Отец потащил меня по коридору в комнату, а я упирался и кричал:
– Я все равно его убью! Он не будет жить!
Затворив дверь и прижавшись к ней спиной, отец хрипел мне в самое лицо:
– Ты понимаешь, что он может сделать! Или ты захотел в колонию? На Пряжку захотел?
Но я ничего не желал знать. Я хотел бить Козлова по лицу.
В квартире началась суматоха. Козлов, разъяренный, весь в густой крови, рычал, как зверь, и порывался вызвать милицию, чтобы меня и моего отца немедленно взяли под стражу, и орал. что он сам, своей рукой, таких, как мы, с удовольствием расстреливал бы тысячами, десятками тысяч! Но все понимали, и сам он понимал, что произошедшее слишком позорно для него и единственное, что он может сделать, – это написать на нас донос. Но и он, как и я, жаждал в эту минуту мщения и крови.
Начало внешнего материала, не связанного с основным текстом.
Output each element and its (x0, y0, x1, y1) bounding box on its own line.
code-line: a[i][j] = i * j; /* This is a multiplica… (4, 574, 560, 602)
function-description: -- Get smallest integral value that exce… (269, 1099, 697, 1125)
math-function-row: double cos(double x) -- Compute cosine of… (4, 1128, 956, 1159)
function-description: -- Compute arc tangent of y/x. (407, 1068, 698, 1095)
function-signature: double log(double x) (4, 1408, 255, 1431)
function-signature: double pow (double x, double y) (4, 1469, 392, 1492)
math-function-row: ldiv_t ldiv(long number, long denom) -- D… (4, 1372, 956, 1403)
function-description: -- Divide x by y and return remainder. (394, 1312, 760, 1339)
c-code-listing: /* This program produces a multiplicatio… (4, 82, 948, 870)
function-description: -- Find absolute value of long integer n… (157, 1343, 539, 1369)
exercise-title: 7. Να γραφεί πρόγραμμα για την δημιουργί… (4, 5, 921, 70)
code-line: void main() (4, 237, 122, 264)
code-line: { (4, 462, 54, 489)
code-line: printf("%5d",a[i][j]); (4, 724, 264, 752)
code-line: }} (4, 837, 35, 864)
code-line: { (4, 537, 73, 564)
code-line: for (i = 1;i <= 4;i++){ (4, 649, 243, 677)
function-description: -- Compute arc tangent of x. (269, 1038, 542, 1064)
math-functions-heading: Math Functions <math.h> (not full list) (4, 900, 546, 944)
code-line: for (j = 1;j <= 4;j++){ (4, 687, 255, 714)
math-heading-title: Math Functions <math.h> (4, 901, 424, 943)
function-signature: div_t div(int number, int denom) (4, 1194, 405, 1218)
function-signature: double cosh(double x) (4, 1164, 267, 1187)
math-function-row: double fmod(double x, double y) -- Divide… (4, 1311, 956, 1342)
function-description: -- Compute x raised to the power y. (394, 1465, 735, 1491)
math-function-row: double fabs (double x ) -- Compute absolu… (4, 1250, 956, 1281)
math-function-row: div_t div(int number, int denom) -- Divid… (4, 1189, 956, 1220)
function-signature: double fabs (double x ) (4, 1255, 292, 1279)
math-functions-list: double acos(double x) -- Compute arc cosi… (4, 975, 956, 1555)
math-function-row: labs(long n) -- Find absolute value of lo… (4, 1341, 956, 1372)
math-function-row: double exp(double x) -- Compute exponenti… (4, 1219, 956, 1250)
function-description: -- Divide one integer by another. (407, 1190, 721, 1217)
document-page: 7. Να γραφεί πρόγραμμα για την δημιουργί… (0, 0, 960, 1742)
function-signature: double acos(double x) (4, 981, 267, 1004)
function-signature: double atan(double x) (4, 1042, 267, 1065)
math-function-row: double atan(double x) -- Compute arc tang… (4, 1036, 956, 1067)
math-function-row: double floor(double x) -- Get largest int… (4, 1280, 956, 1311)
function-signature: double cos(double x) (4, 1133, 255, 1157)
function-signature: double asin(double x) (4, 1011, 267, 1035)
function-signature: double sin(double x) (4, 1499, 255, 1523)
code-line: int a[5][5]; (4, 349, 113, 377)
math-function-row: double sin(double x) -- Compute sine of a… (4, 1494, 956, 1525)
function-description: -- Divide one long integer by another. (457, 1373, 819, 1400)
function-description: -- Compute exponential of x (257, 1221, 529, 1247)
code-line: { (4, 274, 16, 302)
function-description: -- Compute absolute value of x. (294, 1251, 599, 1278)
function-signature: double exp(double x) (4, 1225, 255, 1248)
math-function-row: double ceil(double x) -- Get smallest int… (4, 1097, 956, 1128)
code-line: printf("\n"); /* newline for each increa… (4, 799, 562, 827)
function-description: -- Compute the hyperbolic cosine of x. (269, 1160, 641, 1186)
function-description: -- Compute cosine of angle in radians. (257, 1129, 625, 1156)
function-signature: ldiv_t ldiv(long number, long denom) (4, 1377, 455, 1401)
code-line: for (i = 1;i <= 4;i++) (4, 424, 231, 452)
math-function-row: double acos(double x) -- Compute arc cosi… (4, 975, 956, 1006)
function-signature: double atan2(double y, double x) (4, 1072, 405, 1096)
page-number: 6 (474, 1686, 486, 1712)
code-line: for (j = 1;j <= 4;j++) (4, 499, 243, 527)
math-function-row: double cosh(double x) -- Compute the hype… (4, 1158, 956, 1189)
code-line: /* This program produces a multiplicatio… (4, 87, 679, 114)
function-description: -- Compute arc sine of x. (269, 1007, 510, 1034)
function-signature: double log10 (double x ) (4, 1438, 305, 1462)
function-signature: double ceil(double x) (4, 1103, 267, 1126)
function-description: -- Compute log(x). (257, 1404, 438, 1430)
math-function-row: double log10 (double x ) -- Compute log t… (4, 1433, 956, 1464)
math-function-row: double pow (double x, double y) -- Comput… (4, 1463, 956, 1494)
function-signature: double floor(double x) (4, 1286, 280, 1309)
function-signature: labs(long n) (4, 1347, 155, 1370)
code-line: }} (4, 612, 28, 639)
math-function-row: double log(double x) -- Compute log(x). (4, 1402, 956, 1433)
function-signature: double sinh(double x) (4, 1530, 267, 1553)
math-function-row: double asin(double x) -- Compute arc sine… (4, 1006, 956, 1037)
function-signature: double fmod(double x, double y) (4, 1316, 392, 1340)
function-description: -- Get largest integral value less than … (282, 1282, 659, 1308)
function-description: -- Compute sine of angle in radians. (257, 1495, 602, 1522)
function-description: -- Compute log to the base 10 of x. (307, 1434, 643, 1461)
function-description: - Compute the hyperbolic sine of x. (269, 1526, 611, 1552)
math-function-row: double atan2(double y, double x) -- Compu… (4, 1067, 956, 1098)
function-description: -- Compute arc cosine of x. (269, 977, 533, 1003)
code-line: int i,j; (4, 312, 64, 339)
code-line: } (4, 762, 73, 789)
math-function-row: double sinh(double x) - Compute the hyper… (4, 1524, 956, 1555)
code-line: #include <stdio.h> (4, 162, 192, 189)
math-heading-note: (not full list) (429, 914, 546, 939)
К ночи у меня поднялась температура, и мне все казалось, что Мария сидит рядом со мной и я ей все время повторяю: «Я отомстил. Я отомстил». И эти слова фантастическим образом звучат совсем иначе: «Какая ты красивая, Мария! Какая красивая!» Моя мать здорово напилась, много меня целовала, и помню, с нею рядом сидела мама Марии, и обе они пили водку и плакали. Впрочем, может быть, это было уже на следующий день или в другой последовательности – мозг мой события ухватывал урывками и в единую картину сложить не мог.
Весной Левитаны уехали в Москву. Навсегда. Инга Александровна говорила, что они уезжают, потому что там учится старший сын и там будет им удобнее, но все понимали, что они уезжают от смерти, случившейся здесь.
Черное приталенное пальто, черный беретик, туфельки без каблучков…
Мария изогнула руку.
Ее тонкая рука – острием локтя вниз, раскрытой ладонью перед губами. Она целует свою ладонь, направляет ее пальцами вверх в мою сторону и, глядя на меня, легко и сильно дует на ладонь. И дыхание ее летит ко мне из глубины двора на высоту пятого этажа.
Вот он, этот воздушный поцелуй! Я вдохнул его.
В высоте над крышами – облака.
Облака летят и смотрят на наше прощанье.
13. Лесной царь
Я увидел внимательные голубые глаза старого человека.
Потом я увидел над его глазами веки с нежными пшеничными ресницами, кустистые рыже-седые брови, широкий нос с огромнейшими выпуклыми ноздрями, коричневые, изрисованные морщинами щеки, лоб, седую дремучую бороду, жидкие белые волосы надо лбом… Я увидел крепкие старые руки, сжимавшие возле его груди красноватыми пальцами шапку-ушанку… И почувствовал тошнотворный запах сивухи.